I'm working on a PHP app which requires various settings to be stored in a database. The client often asks if certain things can be added or changed/removed, which has been causing problems with the table design. Basically, I had a lot of boolean fields which simply indicated if various settings were enabled for a particular record.
In order to avoid messing around with the table any more, I'm considering storing the data as a serialized array. I have read that this is considered bad practice, but I think this is a justified case for using such an approach.
Is there any real reason to avoid doing this?
Any advice appreciated.
Thanks.
The real reason is normalisation, and you will break the first normalform by doing it.
However, there are many cases in which a breach of the normal forms could be considered. How many fields are you dealing with and are they all booleans?
Storing an array serialized as a string in your database will have the following disadvantages (among others):
When you need to update your settings you must first extract the current settings from the database, unserialize the array, change the array, serialize the array and update the data in the table.
When searching, you will not be able to just ask the database whether a given user (or a set of users) has a given setting disabled or enabled, thus you won't have any chances of searching.
Instead, you should really consider the option of creating another table with the records you need as a one-to-many relation from your other table. Thus you won't have 30 empty fields, but instead you can just have a row for each option that deviates from the default (note that this option has some disadvantages aswell, for example if you change the default).

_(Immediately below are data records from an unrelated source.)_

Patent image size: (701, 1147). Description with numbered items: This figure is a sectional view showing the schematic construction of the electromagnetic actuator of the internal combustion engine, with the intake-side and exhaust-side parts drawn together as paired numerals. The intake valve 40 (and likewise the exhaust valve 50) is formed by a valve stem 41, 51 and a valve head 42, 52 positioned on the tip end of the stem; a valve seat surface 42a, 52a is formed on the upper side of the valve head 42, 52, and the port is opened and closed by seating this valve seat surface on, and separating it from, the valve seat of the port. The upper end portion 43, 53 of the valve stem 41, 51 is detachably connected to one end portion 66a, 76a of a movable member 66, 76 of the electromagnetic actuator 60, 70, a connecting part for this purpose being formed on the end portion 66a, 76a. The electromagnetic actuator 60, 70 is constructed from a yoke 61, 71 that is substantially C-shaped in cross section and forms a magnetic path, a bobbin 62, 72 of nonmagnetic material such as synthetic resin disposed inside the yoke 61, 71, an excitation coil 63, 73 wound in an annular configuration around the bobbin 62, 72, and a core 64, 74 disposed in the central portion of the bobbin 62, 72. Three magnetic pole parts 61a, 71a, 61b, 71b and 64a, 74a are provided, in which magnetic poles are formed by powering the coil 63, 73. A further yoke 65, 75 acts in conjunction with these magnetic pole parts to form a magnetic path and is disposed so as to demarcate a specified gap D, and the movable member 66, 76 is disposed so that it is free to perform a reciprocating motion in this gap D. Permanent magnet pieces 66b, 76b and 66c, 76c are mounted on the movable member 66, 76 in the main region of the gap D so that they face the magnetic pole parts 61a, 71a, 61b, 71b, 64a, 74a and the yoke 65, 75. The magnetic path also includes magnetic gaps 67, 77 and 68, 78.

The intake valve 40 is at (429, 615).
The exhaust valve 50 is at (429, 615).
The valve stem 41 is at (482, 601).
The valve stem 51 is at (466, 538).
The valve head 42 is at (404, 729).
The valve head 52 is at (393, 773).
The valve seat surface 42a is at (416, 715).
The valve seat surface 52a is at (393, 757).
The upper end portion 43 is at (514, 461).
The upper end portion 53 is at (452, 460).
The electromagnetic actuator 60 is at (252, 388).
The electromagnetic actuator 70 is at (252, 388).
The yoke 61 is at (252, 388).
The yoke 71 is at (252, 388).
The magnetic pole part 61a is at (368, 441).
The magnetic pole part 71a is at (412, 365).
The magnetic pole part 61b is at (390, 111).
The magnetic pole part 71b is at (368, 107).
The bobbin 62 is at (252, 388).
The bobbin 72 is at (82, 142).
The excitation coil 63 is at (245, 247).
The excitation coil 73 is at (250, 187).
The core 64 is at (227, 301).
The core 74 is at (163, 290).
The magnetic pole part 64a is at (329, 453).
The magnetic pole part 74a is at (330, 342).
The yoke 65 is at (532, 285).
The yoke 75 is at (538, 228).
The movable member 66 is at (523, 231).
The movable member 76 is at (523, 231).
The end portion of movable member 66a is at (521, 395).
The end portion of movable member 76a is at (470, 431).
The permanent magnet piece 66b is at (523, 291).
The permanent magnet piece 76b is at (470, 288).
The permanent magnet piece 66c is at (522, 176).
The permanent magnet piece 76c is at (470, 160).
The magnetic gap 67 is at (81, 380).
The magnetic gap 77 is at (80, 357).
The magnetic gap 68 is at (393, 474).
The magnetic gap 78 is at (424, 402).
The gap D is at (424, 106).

In sum: I think you should avoid serializing arrays and putting them into the databases, at least if you care just a tiny bit about the aforementioned disadvantages.
The proper way (which isn't always the best way)
CREATE TABLE mytable (
myid INT UNSIGNED NOT NULL PRIMARY KEY AUTO_INCREMENT,
mytitle VARCHAR(100) NOT NULL
);
CREATE TABLE myarrayelements (
myarrayid INT UNSIGNED NOT NULL PRIMARY KEY AUTO_INCREMENT,
myid INT UNSIGNED NOT NULL,
mykey VARCHAR(100) NOT NULL,
myval VARCHAR(100) NOT NULL,
INDEX(myid)
);
$myarray = array();
$res = mysql_query("SELECT mykey, myval FROM myarrayelements WHERE myid='$myid'");
while(list($k, $v) = mysql_fetch_array($res)) $myarray[$k] = $v;
Although sometimes it's more convenient to store a comma separated list.
One thing is that extensibility in limited. Database should not be mixed with programming environment. Also changing the values in database and debugging is much easier. The database and cgi can be interchanged to another database or cgi like perl.
One of the reasons to use a relational database is to help maintain data integrity. If you just have a serialized array dumped into a blob in a table there is no way for the database to do any checking that what you have in that blob makes any sense.
Any reason you can't store your settings in a configuration file on the server? For example, I save website or application settings in a config.php rather than a database.